Swap space?

ron

Member
Thanks Rob. I'd already seen that one (and several others, by the way).

Allocating swap doesn't mean that anything actually "gets" swapped -- it's just that the space in swap maps the whole virtual memory space so every process has to "own" a section of swap. But actual swapping would only happen when there is not enough physical memory to hold all currently active processes.

Yes -- as you say -- swapping doesn't happen at the level of a process, but at the level of a page -- but I was glossing over that. I was focusing on the essential bit.

I still think all running processes have to be mapped onto a block of virtual memory -- and that's in swap.

(Unfortunately all the articles I can find that try to explain virtual memory jump straight into so much detailed blaa that it's hard to get the gist of what they're trying to explain. ;) )
 

TomBascom

Curmudgeon
Ron has described the old style pessimistic swap reservation algorithm. To a degree this still used on Solaris, HPUX, and AIX. But Linux uses an “optimistic” reservation algorithm that assumes you won’t ever actually need much of that disk space. Linux is correct, you won’t.

Rob’s points about paging vs swapping are also very much on the money.

(To make things even more fun the IO subsystem also operates via the paging mechanism.)

You can, sometimes, make problems temporarily go away by increasing swap space but in my experience problems that present themselves as running out of swap usually have a root cause that is better addressed in another way. So, in a way, I agree with the SysAdmin. Although I very much disagree that -B is the root cause.

Getting to the bottom of these sorts of issues tends to take a lot of very careful reading and analysis. You might start by verifying that all of the running processes are using only as much (private) memory as they should be and that what is running should be running.
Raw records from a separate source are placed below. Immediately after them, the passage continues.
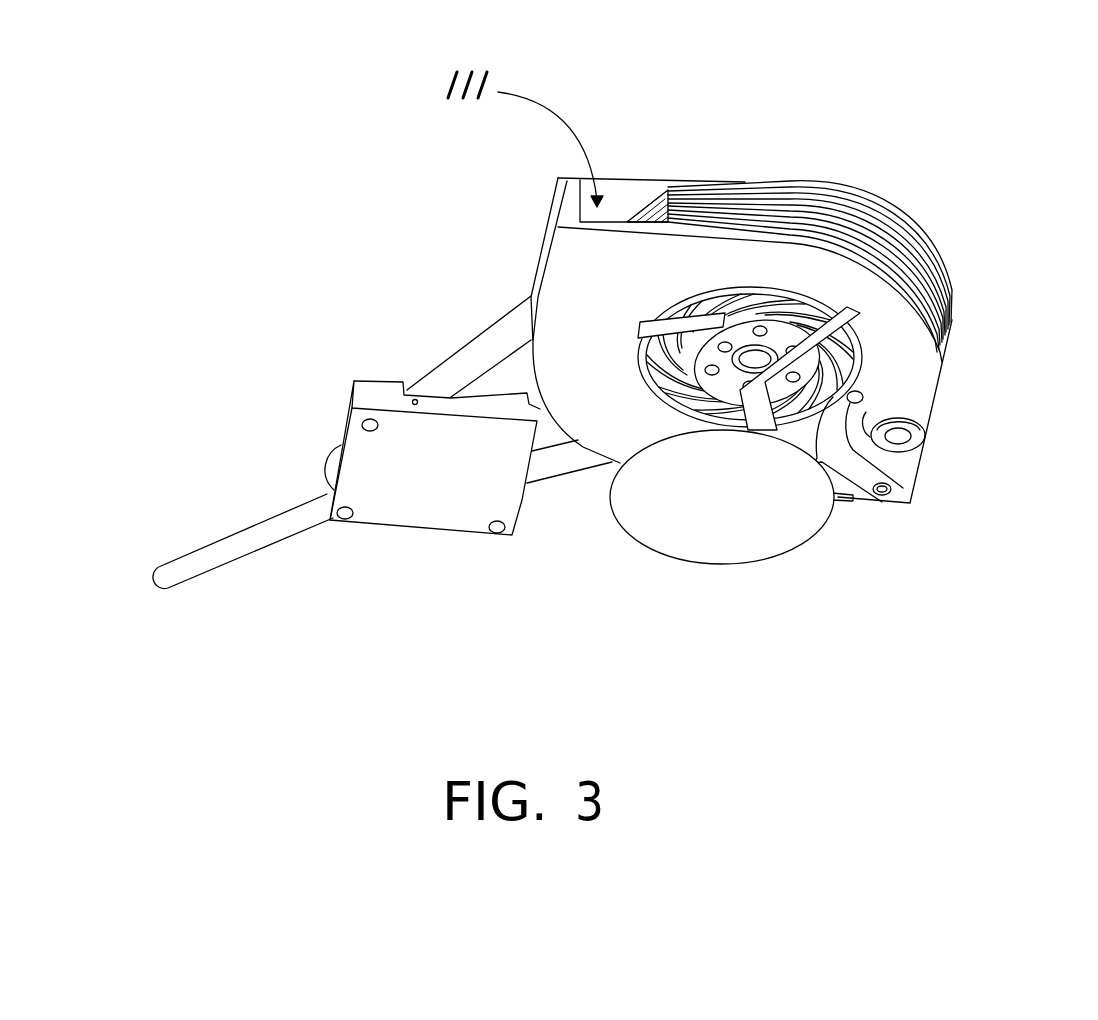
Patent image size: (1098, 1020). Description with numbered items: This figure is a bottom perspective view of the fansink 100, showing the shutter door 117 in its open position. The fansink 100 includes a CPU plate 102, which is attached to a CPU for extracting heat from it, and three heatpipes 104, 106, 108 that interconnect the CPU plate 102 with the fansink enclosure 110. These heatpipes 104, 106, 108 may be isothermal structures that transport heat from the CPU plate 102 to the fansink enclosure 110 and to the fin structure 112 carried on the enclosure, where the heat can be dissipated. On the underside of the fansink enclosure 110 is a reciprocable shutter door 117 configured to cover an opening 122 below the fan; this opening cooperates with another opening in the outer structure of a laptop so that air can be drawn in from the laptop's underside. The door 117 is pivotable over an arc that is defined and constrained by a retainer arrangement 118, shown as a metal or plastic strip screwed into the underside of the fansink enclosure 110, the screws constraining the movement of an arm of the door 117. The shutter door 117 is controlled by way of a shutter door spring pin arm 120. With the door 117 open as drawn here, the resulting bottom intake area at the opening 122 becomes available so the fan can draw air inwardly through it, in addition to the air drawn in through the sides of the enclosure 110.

The fansink 100 is at (431, 583).
The CPU plate 102 is at (373, 384).
The heatpipe 104 is at (481, 351).
The heatpipe 106 is at (552, 462).
The heatpipe 108 is at (253, 533).
The fansink enclosure 110 is at (549, 223).
The fin structure 112 is at (722, 198).
The shutter door 117 is at (728, 527).
The retainer arrangement 118 is at (855, 470).
The shutter door spring pin arm 120 is at (892, 335).
The opening 122 is at (868, 373).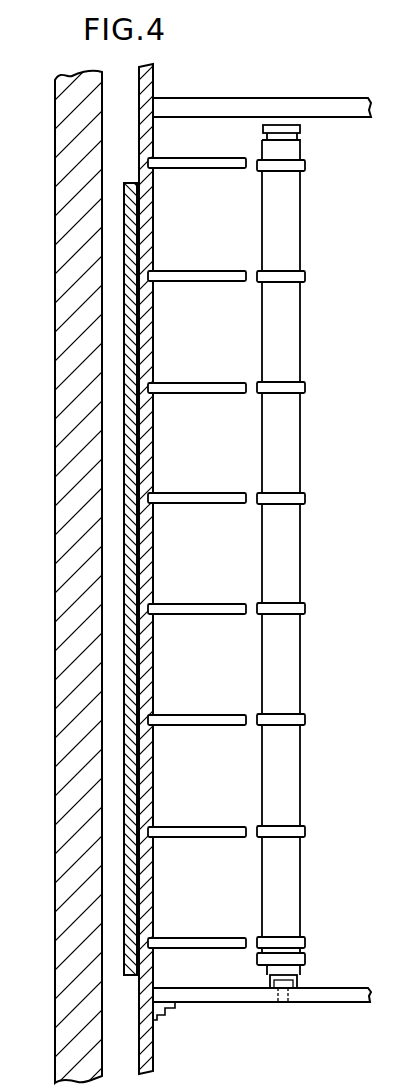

I would also carefully check that nothing huge is being written to any tmpfs file systems. That could include invisible Progress temp files if you’re pointing -T at such a file system without -t.
 

ron

Member
Thanks Rob and Tom!

I will keep researching, although it's hard to spare the time researching problems on a Dev system when I have many Production issue to keep me busy. :( The OOM-killer always targets two brokers when it hits -- the broker for the TEST and UAT environments and affects quite a few people ... so I can't ignore it.